Woman says Linden police beat nephew to confess murder

An Enmore resident has alleged that police placed a plastic bag over her nephew’s face and beat him up at the Mackenzie Police Station on Monday evening in trying to force him to confess to a murder that was committed at Kimbia,  Berbice River, earlier this year.

Speaking to Stabroek News at the Linden-Georgetown Bus Park at around 13.00 hrs yesterday, Valerie St. Kitts said she had just left the Mackenzie Police Station where she had spoken to the Commandant, who told her that her nephew had been removed from that police station to Eve Leary where she would be unable to visit him.

“My nephew ain’t eat whole day yesterday,” the distraught woman said, pointing to a styrofoam box and a blue bag that contained a bottle of water. “I come all the way from the East Coast to see him.” St. Kitts said she had received a telephone call at her Enmore home from her nephew, Quacy Walker, 24, on 18th August, in which he told her that he had been arrested on the previous evening at the Amerindian Hostel in New Amsterdam and taken to the Mackenzie Police Station, Linden.

Valerie St. Kitts
Valerie St. Kitts

According to St. Kitts, her nephew said he had been arrested in connection with the murder of a Jamaican national that occurred at Kimbia about four months ago. She said her nephew told her that he was badly beaten and the police placed a plastic bag over his head to force him to confess to the murder.
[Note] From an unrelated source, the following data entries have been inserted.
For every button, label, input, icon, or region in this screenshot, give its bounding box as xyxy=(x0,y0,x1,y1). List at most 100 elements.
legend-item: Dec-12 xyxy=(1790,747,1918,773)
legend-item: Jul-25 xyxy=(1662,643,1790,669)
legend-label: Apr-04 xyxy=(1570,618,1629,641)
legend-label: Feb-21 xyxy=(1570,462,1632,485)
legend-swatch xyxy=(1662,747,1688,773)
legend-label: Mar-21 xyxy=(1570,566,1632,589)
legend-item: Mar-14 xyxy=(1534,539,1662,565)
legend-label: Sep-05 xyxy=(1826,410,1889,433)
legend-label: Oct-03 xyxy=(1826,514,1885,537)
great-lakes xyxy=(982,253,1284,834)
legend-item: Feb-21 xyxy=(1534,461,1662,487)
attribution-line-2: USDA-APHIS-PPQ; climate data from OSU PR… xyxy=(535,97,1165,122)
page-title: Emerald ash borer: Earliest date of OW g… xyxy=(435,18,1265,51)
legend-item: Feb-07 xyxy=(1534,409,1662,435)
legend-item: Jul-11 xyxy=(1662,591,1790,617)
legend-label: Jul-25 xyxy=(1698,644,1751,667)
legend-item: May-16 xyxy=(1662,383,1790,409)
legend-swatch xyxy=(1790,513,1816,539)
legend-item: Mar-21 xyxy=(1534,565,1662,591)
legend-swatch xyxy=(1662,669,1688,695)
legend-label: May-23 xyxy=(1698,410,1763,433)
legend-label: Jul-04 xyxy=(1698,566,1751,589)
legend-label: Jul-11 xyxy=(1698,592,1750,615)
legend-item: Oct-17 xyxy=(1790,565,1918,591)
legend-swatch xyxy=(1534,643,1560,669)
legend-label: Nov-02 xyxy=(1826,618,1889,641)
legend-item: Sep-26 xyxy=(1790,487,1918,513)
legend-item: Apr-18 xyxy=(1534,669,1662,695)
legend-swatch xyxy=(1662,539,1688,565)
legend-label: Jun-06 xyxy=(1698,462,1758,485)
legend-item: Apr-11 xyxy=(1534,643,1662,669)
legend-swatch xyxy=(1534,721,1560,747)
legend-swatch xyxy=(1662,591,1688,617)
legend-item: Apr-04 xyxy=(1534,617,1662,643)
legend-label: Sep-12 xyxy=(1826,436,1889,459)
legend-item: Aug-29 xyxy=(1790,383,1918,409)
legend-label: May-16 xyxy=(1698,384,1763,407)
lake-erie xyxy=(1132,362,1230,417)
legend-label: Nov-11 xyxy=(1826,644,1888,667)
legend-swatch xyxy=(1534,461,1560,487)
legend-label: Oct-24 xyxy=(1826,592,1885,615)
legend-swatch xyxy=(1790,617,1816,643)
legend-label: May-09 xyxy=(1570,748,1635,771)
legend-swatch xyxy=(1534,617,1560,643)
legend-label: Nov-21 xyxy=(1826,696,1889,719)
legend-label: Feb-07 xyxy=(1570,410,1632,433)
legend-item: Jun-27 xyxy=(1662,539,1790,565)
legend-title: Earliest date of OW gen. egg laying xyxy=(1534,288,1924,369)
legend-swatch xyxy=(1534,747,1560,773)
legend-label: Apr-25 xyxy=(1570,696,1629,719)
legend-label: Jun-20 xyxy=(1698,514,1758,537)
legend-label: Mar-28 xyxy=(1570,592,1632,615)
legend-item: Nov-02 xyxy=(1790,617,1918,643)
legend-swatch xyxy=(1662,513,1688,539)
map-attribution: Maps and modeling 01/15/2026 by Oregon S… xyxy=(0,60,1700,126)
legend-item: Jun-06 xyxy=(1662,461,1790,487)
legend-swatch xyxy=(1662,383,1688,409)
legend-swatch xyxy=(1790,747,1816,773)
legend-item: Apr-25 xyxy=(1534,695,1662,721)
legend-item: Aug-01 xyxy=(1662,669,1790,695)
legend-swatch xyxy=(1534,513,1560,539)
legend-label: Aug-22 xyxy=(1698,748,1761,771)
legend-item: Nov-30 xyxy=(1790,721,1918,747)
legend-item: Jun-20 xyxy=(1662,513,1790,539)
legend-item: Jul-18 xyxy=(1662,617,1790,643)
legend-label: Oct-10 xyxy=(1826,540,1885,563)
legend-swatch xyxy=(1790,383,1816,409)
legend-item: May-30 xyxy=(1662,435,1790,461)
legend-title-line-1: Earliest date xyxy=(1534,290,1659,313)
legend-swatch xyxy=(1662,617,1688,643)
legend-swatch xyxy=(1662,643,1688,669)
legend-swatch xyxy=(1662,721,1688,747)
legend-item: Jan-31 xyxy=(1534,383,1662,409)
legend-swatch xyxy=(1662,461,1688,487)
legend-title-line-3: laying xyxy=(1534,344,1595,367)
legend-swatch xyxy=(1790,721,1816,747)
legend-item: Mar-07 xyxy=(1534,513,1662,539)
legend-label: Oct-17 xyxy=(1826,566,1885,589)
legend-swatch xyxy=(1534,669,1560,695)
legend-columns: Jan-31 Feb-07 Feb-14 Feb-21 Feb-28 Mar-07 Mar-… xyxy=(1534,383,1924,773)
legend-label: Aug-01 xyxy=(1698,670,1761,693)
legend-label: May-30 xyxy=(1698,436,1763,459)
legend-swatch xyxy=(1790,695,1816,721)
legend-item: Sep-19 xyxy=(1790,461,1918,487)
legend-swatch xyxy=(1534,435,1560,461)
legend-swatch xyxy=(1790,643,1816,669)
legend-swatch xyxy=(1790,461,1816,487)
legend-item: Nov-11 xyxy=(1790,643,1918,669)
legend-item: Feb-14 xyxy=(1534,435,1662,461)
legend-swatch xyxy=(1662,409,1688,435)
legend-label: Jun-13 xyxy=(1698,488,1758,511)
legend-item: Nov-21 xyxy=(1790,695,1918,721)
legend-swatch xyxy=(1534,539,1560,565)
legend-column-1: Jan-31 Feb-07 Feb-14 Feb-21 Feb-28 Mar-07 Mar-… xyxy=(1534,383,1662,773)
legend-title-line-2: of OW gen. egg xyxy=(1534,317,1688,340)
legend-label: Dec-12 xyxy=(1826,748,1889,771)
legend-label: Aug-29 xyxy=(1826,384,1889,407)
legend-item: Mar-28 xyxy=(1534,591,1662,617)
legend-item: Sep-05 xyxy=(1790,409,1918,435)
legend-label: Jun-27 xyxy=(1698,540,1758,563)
St. Kitts said she has a sister, who is a former Toshao for the area, who has returned to the United States of America after receiving several death threats because she had been outspoken against widespread marijuana farming and smoking in the area by certain residents. She said her sister’s shotgun went missing and the police are saying that her nephew had taken possession of the shotgun, which was used in the murder of the Jamaican national.

She said that the Commander did not say much when she spoke with him at the Mackenzie Police Station around noon yesterday but a detainee shouted from a cell that he was in the lock up when they beat her nephew. She further stated that the detainee shouted out that his name was Adina Bowen.

“Our family want justice for my nephew,” St. Kitts said, adding that she was going to catch a bus to Georgetown and try her luck to see whether she would be allowed to visit and talk with her nephew at Eve Leary.